2003-2008 yıllarında ise ASEAN ile Çin arasındaki ticaret hacmi 59,6 milyar ABD dolarından 192,5 milyar ABD dolarına yükselmiştir. Bu dönemde Çin’in ekonomik gücü artarken, Güneydoğu Asya pazarlarında faaliyet gösteren denizaşırı Çinli işletmelerin sayısı da önemli ölçüde artmıştır. 2008 yılında ASEAN ve Çin’in toplam nominal Gayri Safi Yurtiçi Hasılası yaklaşık 6 trilyon ABD doları olarak kaydedilmiştir. 2010 yılında ASEAN ülkelerinde satılan Çin malları üzerindeki ortalama tarife oranı %12,8’den %0,6’ya düşürülmüş, Çin’de satılan ASEAN malları üzerindeki ortalama tarife oranı ise %9,8’den %0,1’e indirilmiştir. Bu gelişmeler, ASEAN-Çin Serbest Ticaret Anlaşması’nın (ACFTA) ticari işbirliğini ve doğrudan yatırımları artırarak iki taraf arasındaki ekonomik bağları güçlendirmiştir. 2015 yılında ASEAN ile Çin arasındaki toplam mal ticareti 346,5 milyar dolara ulaşmış ve bu rakam ASEAN ticaretinin %15,2’sini oluşturmuştur.[i]
ASEAN, bir blok olarak 2020 yılında Avrupa Birliği’ni geride bırakarak Çin’in en büyük ticaret ortağı haline gelmiştir. 2023 yılında ASEAN ülkeleriyle gerçekleştirilen ticaret, Çin’in toplam dış ticaretinin %15,9’unu oluştururken, toplam ikili ticaret hacmi bir önceki yıla göre %10,5 artarak 3,36 trilyon RMB’ye (468,8 milyar ABD Doları) ulaşmıştır.

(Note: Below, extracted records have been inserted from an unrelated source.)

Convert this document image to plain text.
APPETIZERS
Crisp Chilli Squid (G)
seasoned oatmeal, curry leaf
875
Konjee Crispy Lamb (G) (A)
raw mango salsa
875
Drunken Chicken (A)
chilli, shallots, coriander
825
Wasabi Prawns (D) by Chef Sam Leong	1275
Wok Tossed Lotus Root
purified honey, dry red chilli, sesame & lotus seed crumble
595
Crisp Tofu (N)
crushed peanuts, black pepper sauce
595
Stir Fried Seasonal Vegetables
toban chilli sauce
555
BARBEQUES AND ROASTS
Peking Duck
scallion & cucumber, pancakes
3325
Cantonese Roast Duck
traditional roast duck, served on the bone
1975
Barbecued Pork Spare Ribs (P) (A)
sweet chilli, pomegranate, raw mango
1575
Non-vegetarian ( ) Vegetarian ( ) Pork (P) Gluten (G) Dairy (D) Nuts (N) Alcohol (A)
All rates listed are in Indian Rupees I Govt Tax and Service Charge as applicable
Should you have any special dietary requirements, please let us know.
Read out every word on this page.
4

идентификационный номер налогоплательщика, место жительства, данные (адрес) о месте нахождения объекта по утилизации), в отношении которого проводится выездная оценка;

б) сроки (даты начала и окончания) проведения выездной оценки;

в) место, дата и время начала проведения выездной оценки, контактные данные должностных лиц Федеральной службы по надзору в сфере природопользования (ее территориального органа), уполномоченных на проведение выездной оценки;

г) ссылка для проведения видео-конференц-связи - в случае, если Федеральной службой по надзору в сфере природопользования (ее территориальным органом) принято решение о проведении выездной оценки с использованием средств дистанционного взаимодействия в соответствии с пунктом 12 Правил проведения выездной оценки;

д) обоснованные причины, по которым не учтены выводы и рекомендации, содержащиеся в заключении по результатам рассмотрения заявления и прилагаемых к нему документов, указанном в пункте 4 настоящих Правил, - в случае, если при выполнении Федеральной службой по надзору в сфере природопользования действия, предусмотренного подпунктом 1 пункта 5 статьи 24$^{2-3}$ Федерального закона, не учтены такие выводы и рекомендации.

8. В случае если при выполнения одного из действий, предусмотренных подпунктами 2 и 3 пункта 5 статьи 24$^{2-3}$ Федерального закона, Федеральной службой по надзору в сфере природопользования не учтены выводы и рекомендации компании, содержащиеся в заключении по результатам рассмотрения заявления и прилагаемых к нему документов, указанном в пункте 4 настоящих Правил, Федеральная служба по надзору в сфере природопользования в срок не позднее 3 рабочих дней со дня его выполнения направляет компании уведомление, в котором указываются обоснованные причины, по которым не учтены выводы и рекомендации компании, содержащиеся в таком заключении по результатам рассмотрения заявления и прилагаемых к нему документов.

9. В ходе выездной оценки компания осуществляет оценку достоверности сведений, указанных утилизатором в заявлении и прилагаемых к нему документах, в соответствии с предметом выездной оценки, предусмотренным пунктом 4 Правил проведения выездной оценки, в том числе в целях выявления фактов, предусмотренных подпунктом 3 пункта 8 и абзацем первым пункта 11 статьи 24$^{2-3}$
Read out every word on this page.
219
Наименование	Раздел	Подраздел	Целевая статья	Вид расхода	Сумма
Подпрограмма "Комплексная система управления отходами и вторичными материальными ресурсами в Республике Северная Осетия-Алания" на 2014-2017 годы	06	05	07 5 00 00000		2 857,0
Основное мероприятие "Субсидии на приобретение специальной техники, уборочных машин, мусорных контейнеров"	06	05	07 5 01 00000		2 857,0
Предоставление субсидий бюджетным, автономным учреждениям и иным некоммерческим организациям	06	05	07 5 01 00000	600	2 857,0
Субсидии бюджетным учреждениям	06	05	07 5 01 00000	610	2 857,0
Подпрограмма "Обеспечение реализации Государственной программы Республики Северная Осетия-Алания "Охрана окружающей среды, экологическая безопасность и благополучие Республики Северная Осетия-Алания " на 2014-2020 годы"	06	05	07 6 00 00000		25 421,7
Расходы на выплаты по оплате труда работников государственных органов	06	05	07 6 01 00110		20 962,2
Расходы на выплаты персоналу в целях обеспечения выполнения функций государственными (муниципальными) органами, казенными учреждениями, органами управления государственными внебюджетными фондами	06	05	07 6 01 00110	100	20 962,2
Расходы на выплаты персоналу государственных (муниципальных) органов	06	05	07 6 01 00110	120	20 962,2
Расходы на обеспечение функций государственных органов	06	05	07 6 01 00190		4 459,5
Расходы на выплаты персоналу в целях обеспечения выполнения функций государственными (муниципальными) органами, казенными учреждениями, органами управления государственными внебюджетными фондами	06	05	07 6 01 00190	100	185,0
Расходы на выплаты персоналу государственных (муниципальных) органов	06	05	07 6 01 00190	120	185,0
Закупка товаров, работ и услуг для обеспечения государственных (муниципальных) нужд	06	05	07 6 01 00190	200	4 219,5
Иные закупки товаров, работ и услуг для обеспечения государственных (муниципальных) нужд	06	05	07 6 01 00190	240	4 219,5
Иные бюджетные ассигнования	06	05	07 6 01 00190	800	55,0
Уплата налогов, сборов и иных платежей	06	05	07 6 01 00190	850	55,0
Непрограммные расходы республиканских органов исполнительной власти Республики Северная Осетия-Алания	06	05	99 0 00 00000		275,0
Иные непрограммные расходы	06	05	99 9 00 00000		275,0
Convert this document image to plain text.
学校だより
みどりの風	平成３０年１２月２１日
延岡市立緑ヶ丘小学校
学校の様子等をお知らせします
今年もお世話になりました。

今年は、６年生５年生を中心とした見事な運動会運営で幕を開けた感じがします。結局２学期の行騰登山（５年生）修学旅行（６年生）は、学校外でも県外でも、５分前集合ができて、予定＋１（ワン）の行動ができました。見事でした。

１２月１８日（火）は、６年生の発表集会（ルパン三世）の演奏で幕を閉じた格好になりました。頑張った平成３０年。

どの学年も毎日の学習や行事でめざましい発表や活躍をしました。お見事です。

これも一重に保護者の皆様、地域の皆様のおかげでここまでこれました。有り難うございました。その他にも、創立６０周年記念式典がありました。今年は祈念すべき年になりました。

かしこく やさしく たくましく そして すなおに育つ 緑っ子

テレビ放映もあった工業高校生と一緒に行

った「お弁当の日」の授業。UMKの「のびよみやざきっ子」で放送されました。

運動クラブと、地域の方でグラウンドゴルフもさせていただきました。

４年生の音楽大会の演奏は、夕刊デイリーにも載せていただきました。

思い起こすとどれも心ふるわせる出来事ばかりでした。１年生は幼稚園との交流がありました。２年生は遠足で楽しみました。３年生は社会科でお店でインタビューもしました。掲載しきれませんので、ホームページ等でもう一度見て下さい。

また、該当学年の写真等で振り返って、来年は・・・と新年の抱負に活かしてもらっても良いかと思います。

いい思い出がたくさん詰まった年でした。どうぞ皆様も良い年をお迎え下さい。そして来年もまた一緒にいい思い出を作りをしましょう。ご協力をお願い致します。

Çin, ASEAN’la ticaret fazlası vermeye devam etmektedir; 2023 yılında Çin, ASEAN ülkelerine %14,2 artışla 2,03 trilyon RMB (283,2 milyar ABD$) değerinde mal ihraç etmiş ve %5,2 artışla 1,33 trilyon RMB (185,6 milyar ABD$) değerinde mal ithal etmiştir.[ii]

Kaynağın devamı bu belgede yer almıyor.